Thank god we live in Shaker,” Lexie said one day during a provocative episode entitled Stop Bringing White Girls Home to Dinner! “I mean, we’re lucky. No one sees race here.”

“Everyone sees race, Lex,” said Moody. “The only difference is who pretends not to.
— Celeste Ng, Little Fires Everywhere

As Ng said, "What I remember about race relations in the 1990s is that you showed your awareness by saying you didn’t see race, that you were color-blind.” Yet this attitude towards race fails to account for the reality that people of different races experience the world differently.

Nowhere in the book is this more evident than when Ed Lim cross-examines Mrs. McCullough in the court case. "What have you done, in the time she's been with you, to connect her to her Chinese culture?" He asks about the language, the food, the kind of books that May Ling will grow up with. The most powerful question is when he asks, surprisingly, about dolls.

Have you ever seen a Chinese Barbie?” he asks.

Mrs. McCullough flushed. “Well—I’ve never gone looking for one. Yet. But there must be one.”

“There isn’t one. Mattel doesn’t make one.
— Celeste Ng, Little Fires Everywhere

Indeed, as Ed Lim shows us, the color-blind views of Shaker Heights residents also leaves them blind to the complexities of growing up as a racial minority in American society. As members of the Asian diaspora, representation in the culture we live in is more than just something "nice": being able to see ourselves reflected in popular culture is a crucial aspect to understanding our own identities.

Though the McCulloughs have the financial stability to provide Mirabelle with anything they could think to buy, the experience of growing up with a cultural identity is not something that can be bought. This is not to say that having Asian family members is necessary to develop an Asian cultural identity. Rather, in posing this dilemma, Ng asks us to consider what it means to have such an identity, and to consider how members of the Asian diaspora develop such an identity in a country where representation in popular culture remains limited.

 

As far as issues of representation go, Ng herself has had to consider her own role as a prominent Asian writer living in a Western country. Certainly, her writing has not gone unnoticed; in the first week after its publication, Little Fires Everywhere shot to 7th place on The New York Times Hardcover Bestseller list, and a television adaptation is underway. Yet in a society where work by Asian writers and artists is only beginning to gain recognition, Ng has struggled with the perception of having to represent an entire race through her work.

In an interview with Celeste Ng and Amy Tan, the acclaimed author of The Joy Luck Club, the two authors discuss the challenge of breaking out of the Asian-American mold, and moving past the idea that all Asian writers are all telling the same story. Ng jokes about writing an essay titled "Why I Don't Want to Be the Next Amy Tan," expressing her frustration at reviewers who might compare her to other Asian writers due to her race, rather than judging her writing on its own merit. The prominence of Tan's works has fortunately allowed them to gain wider recognition: "It was so great to see eventually… that my books were no longer Asian American literature, but they were simply American literature," she remarks. Ng replies: "It’s as if [reviewers] suddenly recognized that what you had to say might resonate with people who weren’t just Asian American, right?"

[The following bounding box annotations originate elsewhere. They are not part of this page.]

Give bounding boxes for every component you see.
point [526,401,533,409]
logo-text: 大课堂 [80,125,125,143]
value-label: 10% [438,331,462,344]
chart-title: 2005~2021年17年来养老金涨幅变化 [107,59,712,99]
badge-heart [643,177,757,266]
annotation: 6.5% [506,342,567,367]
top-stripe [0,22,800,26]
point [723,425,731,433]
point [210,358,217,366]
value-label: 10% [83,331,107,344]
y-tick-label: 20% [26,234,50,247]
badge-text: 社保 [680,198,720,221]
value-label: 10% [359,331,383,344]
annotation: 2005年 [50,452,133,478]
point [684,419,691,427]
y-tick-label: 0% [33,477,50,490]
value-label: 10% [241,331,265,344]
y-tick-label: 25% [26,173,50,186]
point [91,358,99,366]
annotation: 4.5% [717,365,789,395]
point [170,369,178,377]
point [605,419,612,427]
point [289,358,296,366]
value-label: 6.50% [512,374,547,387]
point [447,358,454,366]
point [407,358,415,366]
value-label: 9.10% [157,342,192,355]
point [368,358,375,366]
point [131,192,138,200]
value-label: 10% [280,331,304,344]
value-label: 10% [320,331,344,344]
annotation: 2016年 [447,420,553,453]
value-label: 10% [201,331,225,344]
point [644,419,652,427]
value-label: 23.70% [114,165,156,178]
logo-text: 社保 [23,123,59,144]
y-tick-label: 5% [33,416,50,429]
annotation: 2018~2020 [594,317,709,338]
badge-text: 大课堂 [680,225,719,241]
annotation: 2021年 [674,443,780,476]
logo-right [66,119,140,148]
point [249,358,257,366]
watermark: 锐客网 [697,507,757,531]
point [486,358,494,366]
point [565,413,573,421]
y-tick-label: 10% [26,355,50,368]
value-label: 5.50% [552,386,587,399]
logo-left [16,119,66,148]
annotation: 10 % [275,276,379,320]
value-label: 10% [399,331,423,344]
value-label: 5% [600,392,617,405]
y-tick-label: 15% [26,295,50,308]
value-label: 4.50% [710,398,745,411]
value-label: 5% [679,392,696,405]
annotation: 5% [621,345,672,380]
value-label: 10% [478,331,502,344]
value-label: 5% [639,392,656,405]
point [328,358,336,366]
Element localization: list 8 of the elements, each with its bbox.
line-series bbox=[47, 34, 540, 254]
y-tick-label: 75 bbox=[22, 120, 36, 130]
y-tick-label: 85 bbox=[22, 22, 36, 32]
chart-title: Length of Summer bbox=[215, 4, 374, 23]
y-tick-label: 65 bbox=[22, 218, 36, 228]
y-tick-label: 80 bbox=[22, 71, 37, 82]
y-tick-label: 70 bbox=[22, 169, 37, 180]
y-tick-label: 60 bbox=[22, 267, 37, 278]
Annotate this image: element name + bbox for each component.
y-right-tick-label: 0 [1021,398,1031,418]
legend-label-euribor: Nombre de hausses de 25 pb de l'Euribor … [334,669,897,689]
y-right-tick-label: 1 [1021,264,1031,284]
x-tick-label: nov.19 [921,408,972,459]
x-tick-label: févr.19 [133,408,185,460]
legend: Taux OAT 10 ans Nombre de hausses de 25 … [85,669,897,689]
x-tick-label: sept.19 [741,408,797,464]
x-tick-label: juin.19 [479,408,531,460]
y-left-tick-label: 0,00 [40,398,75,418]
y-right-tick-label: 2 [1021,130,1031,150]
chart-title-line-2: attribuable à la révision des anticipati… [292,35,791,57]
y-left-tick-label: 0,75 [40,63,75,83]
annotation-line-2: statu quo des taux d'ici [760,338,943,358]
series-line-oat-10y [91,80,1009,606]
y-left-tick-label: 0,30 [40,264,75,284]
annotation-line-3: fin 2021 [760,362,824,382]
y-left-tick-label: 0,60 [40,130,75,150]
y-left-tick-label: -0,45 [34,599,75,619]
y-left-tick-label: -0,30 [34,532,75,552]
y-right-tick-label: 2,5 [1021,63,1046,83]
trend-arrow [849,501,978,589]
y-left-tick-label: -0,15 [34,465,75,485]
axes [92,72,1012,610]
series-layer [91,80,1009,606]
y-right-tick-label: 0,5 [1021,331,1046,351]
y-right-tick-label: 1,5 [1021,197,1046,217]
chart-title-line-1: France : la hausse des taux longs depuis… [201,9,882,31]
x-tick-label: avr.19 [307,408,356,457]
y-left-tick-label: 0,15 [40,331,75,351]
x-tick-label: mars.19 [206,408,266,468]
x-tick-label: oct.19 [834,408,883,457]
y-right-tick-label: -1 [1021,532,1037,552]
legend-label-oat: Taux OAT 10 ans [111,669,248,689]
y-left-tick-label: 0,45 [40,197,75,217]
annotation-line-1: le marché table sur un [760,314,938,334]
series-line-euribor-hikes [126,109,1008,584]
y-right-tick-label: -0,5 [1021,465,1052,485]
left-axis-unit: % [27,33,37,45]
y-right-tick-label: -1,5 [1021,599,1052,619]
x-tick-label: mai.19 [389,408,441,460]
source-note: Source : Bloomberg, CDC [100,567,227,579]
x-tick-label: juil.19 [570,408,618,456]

In that sense, this article does a disservice to Little Fires Everywhere by only examining the areas where the novel sheds light on the Asian-American experience, without even introducing the main characters—most of which are not Asian. But the book addresses so much more: what it means to be a good mother, or even a mother at all; the paradox of living in an open-minded community with rigid rules, and in a supposedly utopian community where class divide still remains evident; and the importance of viewing situations and people from different perspectives. I'll have to blame the limited focus on the fact that this is an Asian interest magazine. Overall, though, Little Fires Everywhere is an eloquently written piece of fiction that asks readers to think deeply about these topics, and I definitely enjoyed reading it. I can't wait to see what Ng will write next.